Water maps bring shower of praise
Geoscience Australia has been recognised for its incredible work to strengthen community disaster resilience through advanced mapping and warning projects.
Industry Minister Ian Macfarlane helped celebrate the achievement of Australia’s key geosciences group at the annual Resilient Australia Awards ceremony in Canberra.
Geoscience Australia won the award for nationally significant work in the Government category for the project Water Observations from Space or ‘WOfS’.
WOfS saw decades of satellite imagery analysed and combined to plot the history of surface water across the nation since 1987, providing emergency managers with a new understanding of potential flood impacts.
It has profoundly helped everything from resource industry assessments to local government planning.
“The WOfS project shows a national picture of surface water enabling us to better understand how infrastructure and environmental assets may be at risk,” Mr Macfarlane said.

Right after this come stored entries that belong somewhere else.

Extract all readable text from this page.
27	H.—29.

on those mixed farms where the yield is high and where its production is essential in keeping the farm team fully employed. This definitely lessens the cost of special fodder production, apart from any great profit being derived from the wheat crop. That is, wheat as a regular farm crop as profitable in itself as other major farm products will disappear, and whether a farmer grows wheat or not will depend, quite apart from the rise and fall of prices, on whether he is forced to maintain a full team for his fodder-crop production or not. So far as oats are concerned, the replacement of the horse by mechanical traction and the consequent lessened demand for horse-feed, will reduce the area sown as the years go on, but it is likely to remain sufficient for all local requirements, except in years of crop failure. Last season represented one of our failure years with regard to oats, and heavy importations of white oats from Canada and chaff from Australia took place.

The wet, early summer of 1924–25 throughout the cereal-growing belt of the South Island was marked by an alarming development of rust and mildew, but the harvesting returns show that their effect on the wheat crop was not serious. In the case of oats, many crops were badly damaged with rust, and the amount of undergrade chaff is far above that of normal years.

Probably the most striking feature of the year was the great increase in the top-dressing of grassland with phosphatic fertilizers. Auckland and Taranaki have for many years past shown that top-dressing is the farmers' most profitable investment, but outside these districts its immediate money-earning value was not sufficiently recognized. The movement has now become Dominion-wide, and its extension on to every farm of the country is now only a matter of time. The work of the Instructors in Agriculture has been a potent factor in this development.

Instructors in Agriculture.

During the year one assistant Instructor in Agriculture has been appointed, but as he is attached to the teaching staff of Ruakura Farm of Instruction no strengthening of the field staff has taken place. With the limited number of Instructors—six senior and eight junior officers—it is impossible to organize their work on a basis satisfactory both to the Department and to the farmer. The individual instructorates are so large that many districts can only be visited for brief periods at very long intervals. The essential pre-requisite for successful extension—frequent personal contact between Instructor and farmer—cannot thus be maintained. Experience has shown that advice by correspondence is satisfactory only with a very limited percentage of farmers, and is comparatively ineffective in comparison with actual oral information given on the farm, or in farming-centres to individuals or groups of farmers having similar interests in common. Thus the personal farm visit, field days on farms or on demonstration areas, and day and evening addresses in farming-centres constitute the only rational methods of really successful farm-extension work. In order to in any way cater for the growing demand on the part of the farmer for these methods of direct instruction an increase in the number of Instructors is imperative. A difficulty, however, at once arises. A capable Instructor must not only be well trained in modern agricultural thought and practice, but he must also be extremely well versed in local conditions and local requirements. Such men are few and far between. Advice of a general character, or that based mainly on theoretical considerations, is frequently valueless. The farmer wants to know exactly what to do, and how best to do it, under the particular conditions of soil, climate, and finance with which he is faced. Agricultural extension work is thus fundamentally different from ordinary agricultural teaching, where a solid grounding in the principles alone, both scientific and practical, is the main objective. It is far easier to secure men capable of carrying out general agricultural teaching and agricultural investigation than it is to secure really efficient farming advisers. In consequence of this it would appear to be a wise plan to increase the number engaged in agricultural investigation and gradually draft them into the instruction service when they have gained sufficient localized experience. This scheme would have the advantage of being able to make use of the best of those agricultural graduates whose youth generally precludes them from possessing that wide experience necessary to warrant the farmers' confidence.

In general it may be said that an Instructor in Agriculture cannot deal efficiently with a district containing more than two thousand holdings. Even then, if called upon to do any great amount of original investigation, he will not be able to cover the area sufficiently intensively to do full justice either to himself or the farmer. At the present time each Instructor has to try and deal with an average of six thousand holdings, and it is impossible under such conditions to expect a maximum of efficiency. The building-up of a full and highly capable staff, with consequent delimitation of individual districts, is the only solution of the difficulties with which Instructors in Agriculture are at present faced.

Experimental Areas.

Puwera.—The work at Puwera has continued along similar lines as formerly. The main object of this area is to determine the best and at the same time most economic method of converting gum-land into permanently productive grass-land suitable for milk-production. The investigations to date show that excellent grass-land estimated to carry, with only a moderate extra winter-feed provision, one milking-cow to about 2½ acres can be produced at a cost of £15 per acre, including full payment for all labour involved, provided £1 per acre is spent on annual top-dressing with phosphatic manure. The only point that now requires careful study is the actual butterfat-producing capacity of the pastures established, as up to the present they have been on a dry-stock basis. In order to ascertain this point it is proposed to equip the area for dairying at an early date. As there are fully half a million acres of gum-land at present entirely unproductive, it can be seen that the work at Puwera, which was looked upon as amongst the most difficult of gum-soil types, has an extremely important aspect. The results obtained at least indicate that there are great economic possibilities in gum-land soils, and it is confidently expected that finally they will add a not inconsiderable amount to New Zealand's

“Through the satellite mapping of Australia’s surface water over time, Geoscience Australia is able to provide consistent information to Government, industry and the community on issues including flood management and safety, wetland management, agricultural innovation and infrastructure development.
“The technology also has significant potential for transfer to other areas, particularly developing countries with similar topography to Australia such as African countries,” he said.
The WOfS project was originally started as part of a National Flood Risk Information Project, made possible through Geoscience Australia’s partnership with the Attorney General’s Department, the Australian National University and the National Computational Infrastructure.
Since 2009, natural disasters across the country have claimed more than 200 lives, destroyed or damaged more than 10,000 homes – both numbers that could be reduced by efforts like those at Geoscience Australia.